Dans cet essai,
Tobie Nathan, pour une fois, sort de sa clinique ethnopsychiatrique parisienne destinée aux migrants, pour se rendre, accompagné de son thésard Lucien Hounkpatin, au Sud-Bénin, afin d'étudier sur le terrain la pratique thérapeutique traditionnelle locale. Ils précisent dans leur très bel Avant-propos que leur démarche n'est ni ethnologique ni anthropologique : il s'agit vraiment de formation entre collègues, dans un cadre thérapeutique qui ne peut être accepté par ceux-ci et par les patients qu'à la condition que chacun apporte sa contribution à la guérison du malade. Par conséquent, Lucien Hounkpatin assume parfois le rôle de traducteur-médiateur interculturel, étant lui-même initié à certains savoirs, parfois celui de disciple de Nathan, dont l'expérience et la perspective comparatiste lui permettent de saisir plus vite et profondément certains phénomènes, parfois enfin celui d'investigateur participant auprès des guérisseurs locaux.
La première partie de l'ouvrage, « La Tradition », dont chaque chapitre s'intitule par un lexème en langues locales, introduit progressivement le lecteur dans les méandres du système thérapeutique yoruba, qui s'avère être d'une complexité conceptuelle considérable. Si le folklore envisage ce système comme de la « simple » sorcellerie, divination, sortilèges et compagnie, le lecteur se perdra vite dans la sémantique, l'étiologie et jusqu'à la métaphysique convoquées dans ce système médical qui, de plus, étant initiatique, est par définition composé d'un savoir secret. Je me suis passionné en particulier par le chapitre qui contient la comparaison entre la « parole agissante » en psychanalyse et dans la thérapeutique yoruba – des conceptions de la puissance de la parole à l'apparence totalement opposées, mais peut-être en réalité assez complémentaires car symétriques – parole de l'analysant en Occident vs. parole du guérisseur en Afrique.
La deuxième partie, « La Modernité », contrairement à ce que le titre pourrait laisser croire, traite de cas cliniques traités au sein d'une secte apparemment puissante et très représentée au Bénin et pays limitrophes : l'Église du Christianisme céleste, dont les adeptes, nommés « Gbigbowiwés » (littéralement : « souffle blanc »), opèrent des guérisons prodigieuses par ce qui a l'air d'un parfait syncrétisme entre rites et « langage » chrétiens et pratiques thérapeutiques traditionnelles : la croix, les potions et la transe... Parmi les cas analysés à partir des dialogues rapportés avec les patients et avec les guérisseurs, surtout les dénommés « visionnaires » qui délivrent des prophéties thérapeutiques en état de transe, une étiologie prédomine sans conteste : l'errance du patient due à sa désaffiliation, propre ou familiale, aux rites des divinités et mânes traditionnels. La guérison requiert donc une nouvelle consécration, une « seconde noce avec le Vodún », laquelle n'est à l'évidence aucunement incompatible avec la profession d'une foi chrétienne, voire même musulmane.
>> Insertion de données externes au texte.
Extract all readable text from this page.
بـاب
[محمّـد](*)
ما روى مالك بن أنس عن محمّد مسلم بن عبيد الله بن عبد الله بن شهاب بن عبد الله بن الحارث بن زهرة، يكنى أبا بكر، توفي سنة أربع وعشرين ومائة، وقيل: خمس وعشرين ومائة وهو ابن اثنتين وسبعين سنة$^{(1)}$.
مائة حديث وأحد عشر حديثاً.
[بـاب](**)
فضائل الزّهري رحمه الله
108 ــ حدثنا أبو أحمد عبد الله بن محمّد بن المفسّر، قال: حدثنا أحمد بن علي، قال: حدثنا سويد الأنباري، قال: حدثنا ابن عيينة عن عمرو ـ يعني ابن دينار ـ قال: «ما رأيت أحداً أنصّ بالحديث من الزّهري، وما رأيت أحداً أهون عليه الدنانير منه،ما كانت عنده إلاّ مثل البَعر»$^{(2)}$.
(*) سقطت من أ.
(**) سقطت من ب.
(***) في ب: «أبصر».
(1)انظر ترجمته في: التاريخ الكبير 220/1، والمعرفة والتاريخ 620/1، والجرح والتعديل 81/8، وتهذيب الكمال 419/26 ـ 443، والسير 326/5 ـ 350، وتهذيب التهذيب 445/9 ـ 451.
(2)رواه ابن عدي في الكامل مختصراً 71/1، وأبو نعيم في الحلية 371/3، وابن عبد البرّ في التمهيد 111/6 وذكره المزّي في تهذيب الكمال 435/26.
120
La troisième et dernière partie, « L'Avenir », beaucoup plus brève, ne se compose que de deux chapitres : « Abikú – Il naît et il meurt » qui a pour objet un cas clinique double – la mère et le fils – lié à la migration en France ; « Awo – le secret » qui reporte une réunion ayant eu lieu au Bénin, entre Nathan, Hounkpatin et un certain nombre de représentants d'une association de « tradipraticiens », guérisseurs traditionnels reconnus par les instances publiques de santé, sur le thème de la transmission de leurs savoirs et des différents niveaux de secret nécessaires à les sauvegarder. Ne serait-ce pour le sérieux de cette question qui confine avec celle de l'initiation, le ton et la situation même de cette rencontre possèdent des traits plutôt... surréalistes !
NB. : Je choisis mes citations selon deux critères : de fond (sur la thérapeutique béninoise) et de méthode (sur la démarche des auteurs y compris dans leur critique des préjugés occidentaux).